最近は、ボランティアのような感じで依頼を引き受けているため赤字で、貯金でなんとかやっていけてる状態である。



人物紹介
ジョセフ・コーマック

年齢 18歳
身長 184㎝

ハンター討伐隊の隊長。正義感が強く、仲間おもいである。
同期の中では成績がトップであり、非常に優れた知能と身体能力をほこるが、パニックになりやすい性格である。
成績がトップであることの重圧がすごいらしく、周りからは常に完璧を要求され、ジョセフはそれにこたえるため、日々努力をしている。
よくジーマやノーガと3人でいることが多い。彼らの中では兄貴的な存在である。
女心というものを全く理解しておらず、そのことをエリーによく怒られるらしい。



人物紹介
エリー・コーマック

年齢 16歳
身長 159㎝

ジョセフの妹で、ジーマの恋人。
何度か知らない男に求婚されるなど、外見は非常に美しい。
非常に活発で、表裏のない素直な性格であることから友人が多い。
そんな彼女が、ジーマと付き合うことになったと皆に伝えた時には、彼女を知るほとんどの友人が泣いたという(ノーガもその1人)。
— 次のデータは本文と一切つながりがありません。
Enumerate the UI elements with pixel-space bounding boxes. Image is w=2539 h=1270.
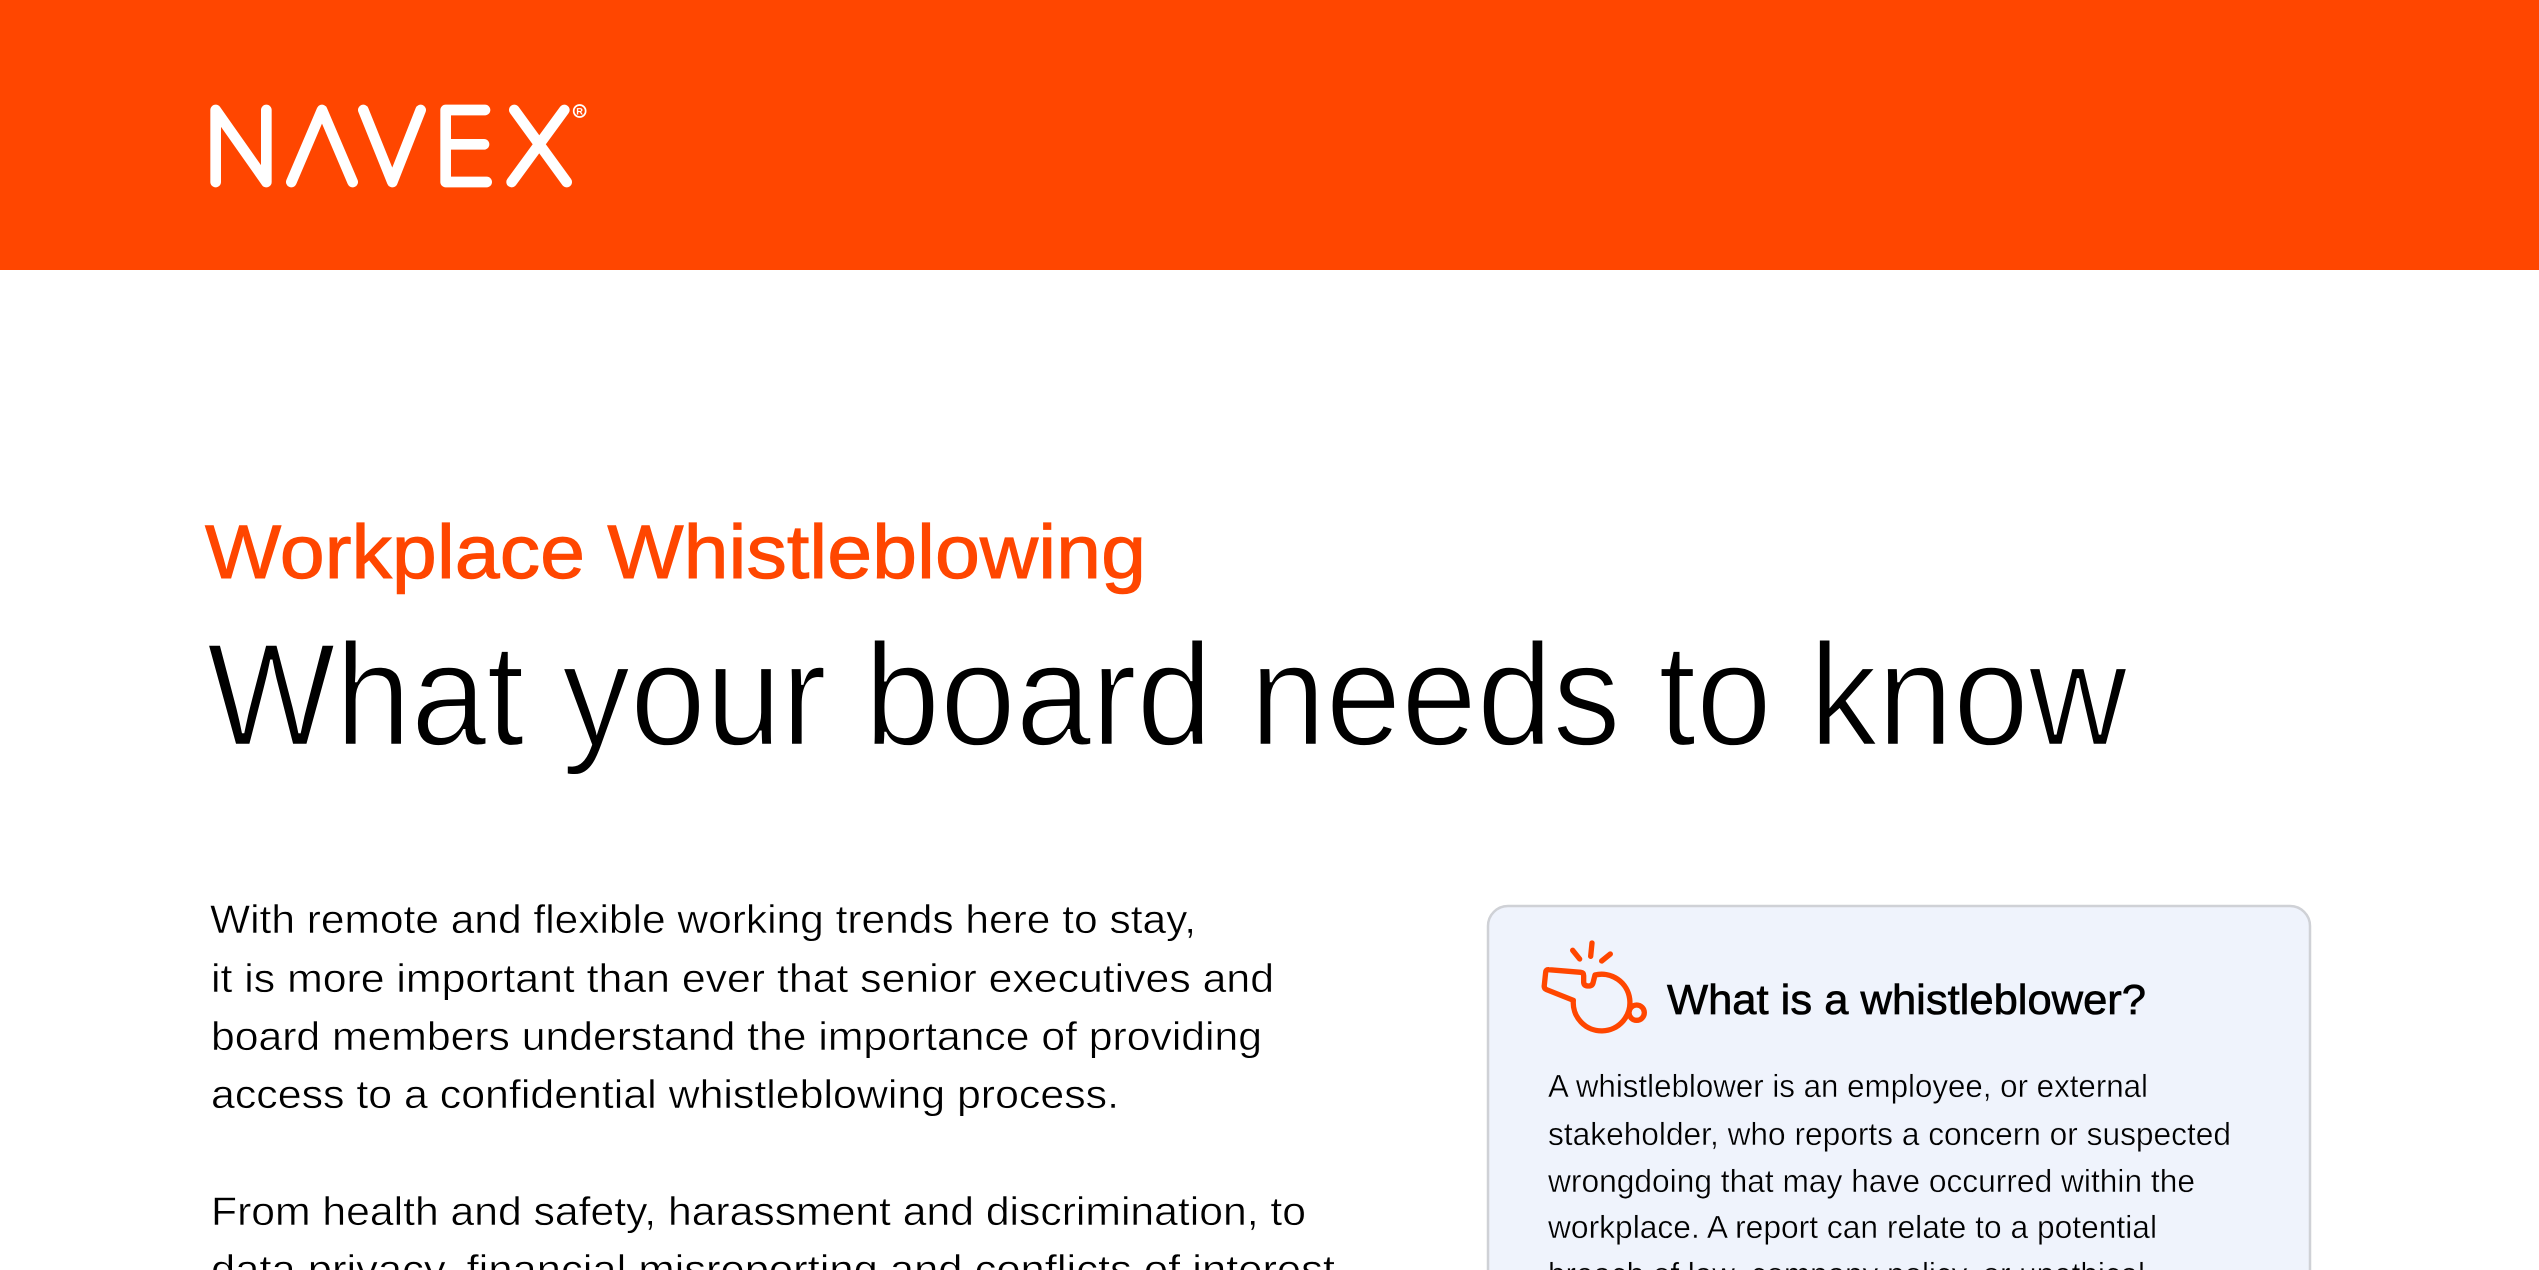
panel text: wrongdoing that may have occurred within the — [1547, 1163, 2195, 1199]
intro text: it is more important than ever that senior executives and — [211, 957, 1274, 1001]
intro text: With remote and flexible working trends here to stay, — [210, 898, 1196, 942]
icon: whistle — [1544, 943, 1644, 1031]
panel: what is a whistleblower — [1488, 906, 2310, 1270]
intro text — [210, 898, 1335, 1270]
header band — [0, 0, 2539, 270]
intro text: access to a confidential whistleblowing process. — [211, 1073, 1119, 1117]
logo: NAVEX: R — [576, 106, 583, 116]
panel text: stakeholder, who reports a concern or suspected — [1548, 1116, 2231, 1152]
panel heading: What is a whistleblower? — [1667, 976, 2146, 1023]
main title: What your board needs to know — [207, 613, 2128, 776]
panel text: workplace. A report can relate to a potential — [1547, 1209, 2157, 1245]
intro text: board members understand the importance of providing — [211, 1015, 1262, 1059]
panel text — [1547, 1068, 2231, 1270]
intro text: From health and safety, harassment and discrimination, to — [211, 1190, 1306, 1234]
logo: NAVEX — [216, 105, 586, 182]
panel text: A whistleblower is an employee, or external — [1548, 1068, 2148, 1104]
subtitle: Workplace Whistleblowing — [205, 510, 1146, 595]
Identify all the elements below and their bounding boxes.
しかし、密かにまだ狙っている人間もいるという(ノーガもその1人)。
ジーマとの出会いは、彼がまだライトフォースの仕組みについて理解しておらず、1番ライトフォースが発揮出来ていたジョセフにアドバイスを求めていたときだった。一向に良くなる気配のないジーマの動きに、ジョセフは半分諦めていたが、彼女だけはジーマから離れず、いつまでも側にいてあげた。ジョセフはその熱意に感動し、次第にジーマを鍛えるあげることに情熱を注ぐようになった。ダークフォースの塊で、優しさの欠片もないただのサイコパスだったジーマが、ある事件をきっかけに失ってしまった優しさを少しずつ取り戻してきたのも大体この頃である。
彼が彼女の優しさに気づいたとき、彼は彼女に想いを伝えたという。